What is the inheritance pattern of XLA? ›

Since XLA is an X-linked disorder, typically only boys are affected because they have only one X chromosome (XY). Girls can be carriers of the disorder because they have two X chromosomes. Carriers of XLA typically have no symptoms, but they have a 50% chance of transmitting the disease to each of their sons.

What age does agammaglobulinemia occur? ›

The symptoms of X-linked agammaglobulinemia usually become apparent in the first 6 to 9 months of age, but can present as late as 3 to 5 years of age.

How is XLA diagnosed? ›

They usually lack or have very small tonsils. People with XLA have extremely low numbers of B cells, and blood tests will show extremely low levels of all types of immunoglobulins (antibodies). People with XLA fail to develop antibodies to specific germs and will not produce protective antibodies after immunizations.

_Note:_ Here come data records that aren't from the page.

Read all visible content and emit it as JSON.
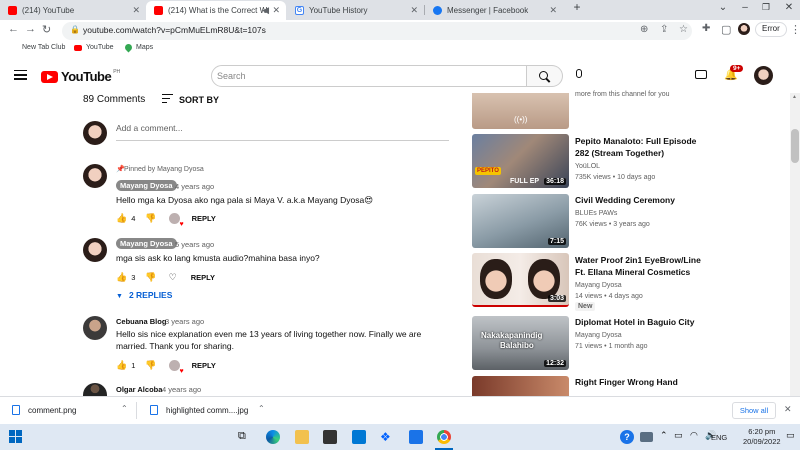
{
  "browser": {
    "tabs": [
      {
        "title": "(214) YouTube",
        "favicon_color": "#ff0000"
      },
      {
        "title": "(214) What is the Correct W",
        "favicon_color": "#ff0000"
      },
      {
        "title": "YouTube History",
        "favicon_color": "#4285f4"
      },
      {
        "title": "Messenger | Facebook",
        "favicon_color": "#1877f2"
      }
    ],
    "url": "youtube.com/watch?v=pCmMuELmR8U&t=107s",
    "profile_button": "Error",
    "bookmarks": [
      "New Tab Club",
      "YouTube",
      "Maps"
    ]
  },
  "youtube": {
    "logo_text": "YouTube",
    "region": "PH",
    "search_placeholder": "Search",
    "notification_count": "9+"
  },
  "comments": {
    "count_label": "89 Comments",
    "sort_label": "SORT BY",
    "add_placeholder": "Add a comment...",
    "items": [
      {
        "pinned_label": "Pinned by Mayang Dyosa",
        "author": "Mayang Dyosa",
        "time": "4 years ago",
        "text": "Hello mga ka Dyosa ako nga pala si Maya V. a.k.a Mayang Dyosa😍",
        "likes": "4",
        "reply": "REPLY"
      },
      {
        "author": "Mayang Dyosa",
        "time": "5 years ago",
        "text": "mga sis ask ko lang kmusta audio?mahina basa inyo?",
        "likes": "3",
        "reply": "REPLY",
        "replies_label": "2 REPLIES"
      },
      {
        "author": "Cebuana Blog",
        "time": "3 years ago",
        "text_line1": "Hello sis nice explanation even me 13 years of living together  now. Finally we are",
        "text_line2": "married. Thank you for sharing.",
        "likes": "1",
        "reply": "REPLY"
      },
      {
        "author": "Olgar Alcoba",
        "time": "4 years ago"
      }
    ]
  },
  "sidebar": {
    "top_partial_meta": "more from this channel for you",
    "videos": [
      {
        "title1": "Pepito Manaloto: Full Episode",
        "title2": "282 (Stream Together)",
        "channel": "YoüLOL",
        "meta": "735K views • 10 days ago",
        "duration": "36:18"
      },
      {
        "title1": "Civil Wedding Ceremony",
        "channel": "BLUEs PAWs",
        "meta": "76K views • 3 years ago",
        "duration": "7:15"
      },
      {
        "title1": "Water Proof 2in1 EyeBrow/Line",
        "title2": "Ft. Ellana Mineral Cosmetics",
        "channel": "Mayang Dyosa",
        "meta": "14 views • 4 days ago",
        "badge": "New",
        "duration": "3:03"
      },
      {
        "title1": "Diplomat Hotel in Baguio City",
        "channel": "Mayang Dyosa",
        "meta": "71 views • 1 month ago",
        "duration": "12:32",
        "thumb_text1": "Nakakapanindig",
        "thumb_text2": "Balahibo"
      },
      {
        "title1": "Right Finger Wrong Hand"
      }
    ]
  },
  "downloads": {
    "items": [
      "comment.png",
      "highlighted comm....jpg"
    ],
    "show_all": "Show all"
  },
  "taskbar": {
    "language": "ENG",
    "time": "6:20 pm",
    "date": "20/09/2022"
  }
}
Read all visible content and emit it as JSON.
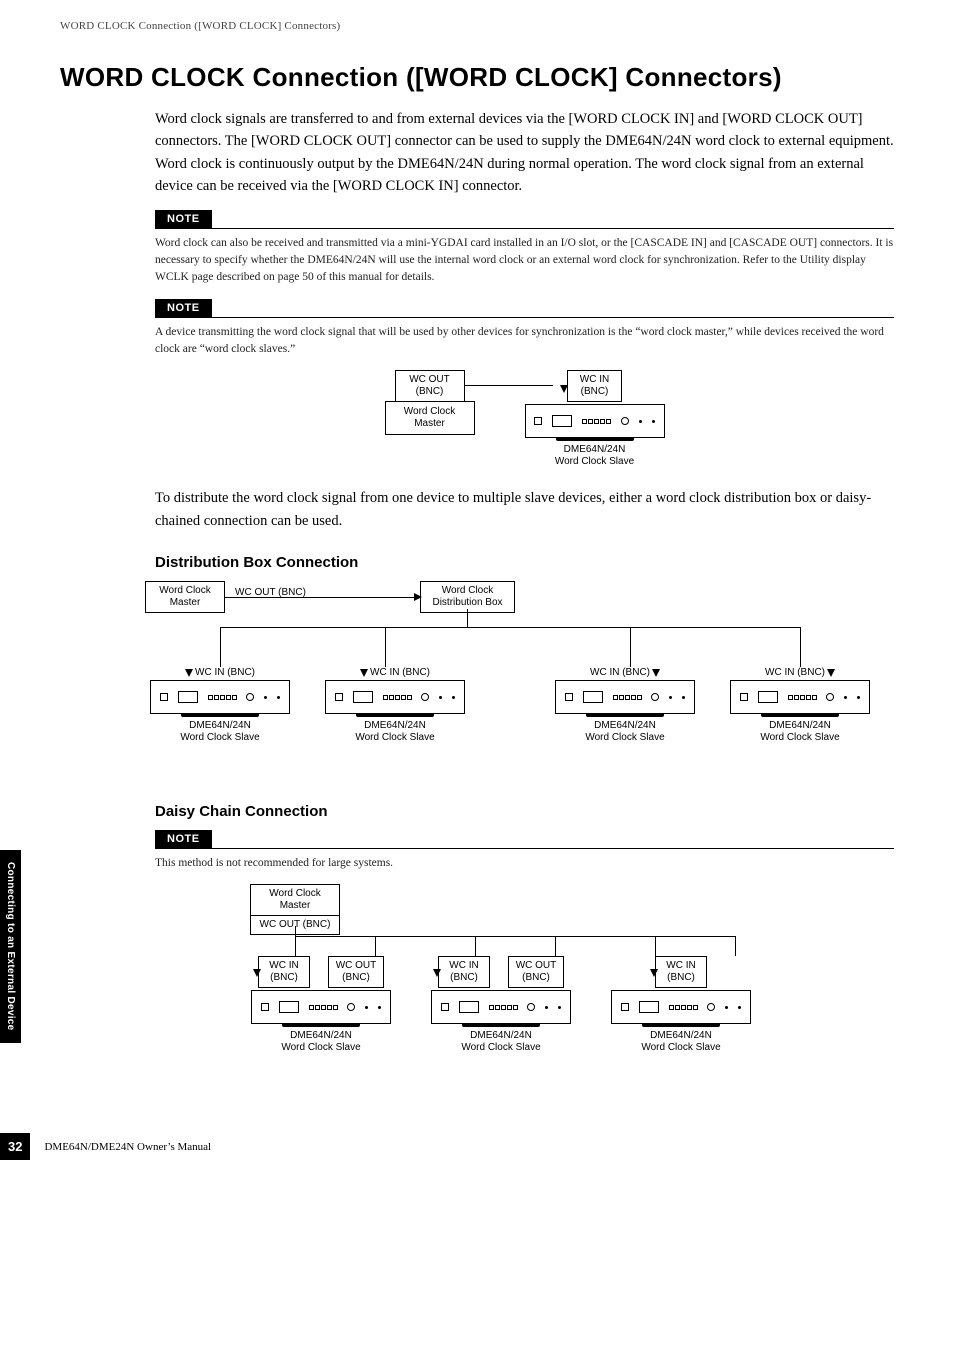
{
  "header": "WORD CLOCK Connection ([WORD CLOCK] Connectors)",
  "title": "WORD CLOCK Connection ([WORD CLOCK] Connectors)",
  "intro": "Word clock signals are transferred to and from external devices via the [WORD CLOCK IN] and [WORD CLOCK OUT] connectors. The [WORD CLOCK OUT] connector can be used to supply the DME64N/24N word clock to external equipment. Word clock is continuously output by the DME64N/24N during normal operation. The word clock signal from an external device can be received via the [WORD CLOCK IN] connector.",
  "note_label": "NOTE",
  "note1": "Word clock can also be received and transmitted via a mini-YGDAI card installed in an I/O slot, or the [CASCADE IN] and [CASCADE OUT] connectors. It is necessary to specify whether the DME64N/24N will use the internal word clock or an external word clock for synchronization. Refer to the Utility display WCLK page described on page 50 of this manual for details.",
  "note2": "A device transmitting the word clock signal that will be used by other devices for synchronization is the “word clock master,” while devices received the word clock are “word clock slaves.”",
  "d1": {
    "wc_out": "WC OUT",
    "wc_in": "WC IN",
    "bnc": "(BNC)",
    "master": "Word Clock\nMaster",
    "device": "DME64N/24N",
    "slave": "Word Clock Slave"
  },
  "midpara": "To distribute the word clock signal from one device to multiple slave devices, either a word clock distribution box or daisy-chained connection can be used.",
  "sub1": "Distribution Box Connection",
  "d2": {
    "master": "Word Clock\nMaster",
    "wc_out": "WC OUT (BNC)",
    "distbox": "Word Clock\nDistribution Box",
    "wc_in": "WC IN (BNC)",
    "device": "DME64N/24N",
    "slave": "Word Clock Slave"
  },
  "sub2": "Daisy Chain Connection",
  "note3": "This method is not recommended for large systems.",
  "d3": {
    "master": "Word Clock\nMaster",
    "wc_out_bnc": "WC OUT (BNC)",
    "wc_in": "WC IN",
    "wc_out": "WC OUT",
    "bnc": "(BNC)",
    "device": "DME64N/24N",
    "slave": "Word Clock Slave"
  },
  "sidebar": "Connecting to an External Device",
  "page": "32",
  "footer": "DME64N/DME24N Owner’s Manual"
}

What infections do patients with agammaglobulinemia get recurrent? ›

Hemophilus influenzae is the most common mucous- producing infection (pyogenic) that occurs in people with X-linked agammaglobulinemia. Children may also have repeated infections with pneumococci, streptococci, and staphylococci bacteria, and infrequently pseudomonas infections.

How many cases of agammaglobulinemia are there? ›

Fewer than 100 cases of autosomal inherited agammaglobulinemia have been reported to date. Patients with autosomal agammaglobulinemia are not able produce adequate amounts of immunoglobulins (Ig) and are therefore at increased risk of developing infections.

What are the symptoms of XLA immunodeficiency? ›

XLA often becomes apparent in infancy due to recurrent and severe bacterial infections including:
  • Ear infections.
  • Sinusitis.
  • Pneumonia.
  • Diarrhea due to a parasite called Giardia.

Why does XLA only affect males? ›

This condition is inherited in an X-linked recessive pattern . The gene associated with this condition is located on the X chromosome, which is one of the two sex chromosomes. In males (who have only one X chromosome), one altered copy of the gene in each cell is sufficient to cause the condition.

What are the examples of X-linked immunodeficiency diseases? ›

Those are X-linked chronic granulomatous disease (X-CGD), X-linked immunodeficiency with Hyper-IgM, X-linked lymphoproliferative syndrome, Wiskott-Aldrich syndrome, X-linked severe combined immunodeficiency (X-SCID), X-linked agammaglobulinemia (XLA), and IPEX.

What is X-linked agammaglobulinemia complication? ›

Complications for patients with XLA include chronic sinopulmonary infections, enteroviral infections of the central nervous system, increased occurrence of autoimmune diseases, and skin infections.

Top Articles
Latest Posts
Article information

Author: Ms. Lucile Johns

Last Updated:

Views: 5667

Rating: 4 / 5 (61 voted)

Reviews: 92% of readers found this page helpful

Author information

Name: Ms. Lucile Johns

Birthday: 1999-11-16

Address: Suite 237 56046 Walsh Coves, West Enid, VT 46557

Phone: +59115435987187

Job: Education Supervisor

Hobby: Genealogy, Stone skipping, Skydiving, Nordic skating, Couponing, Coloring, Gardening

Introduction: My name is Ms. Lucile Johns, I am a successful, friendly, friendly, homely, adventurous, handsome, delightful person who loves writing and wants to share my knowledge and understanding with you.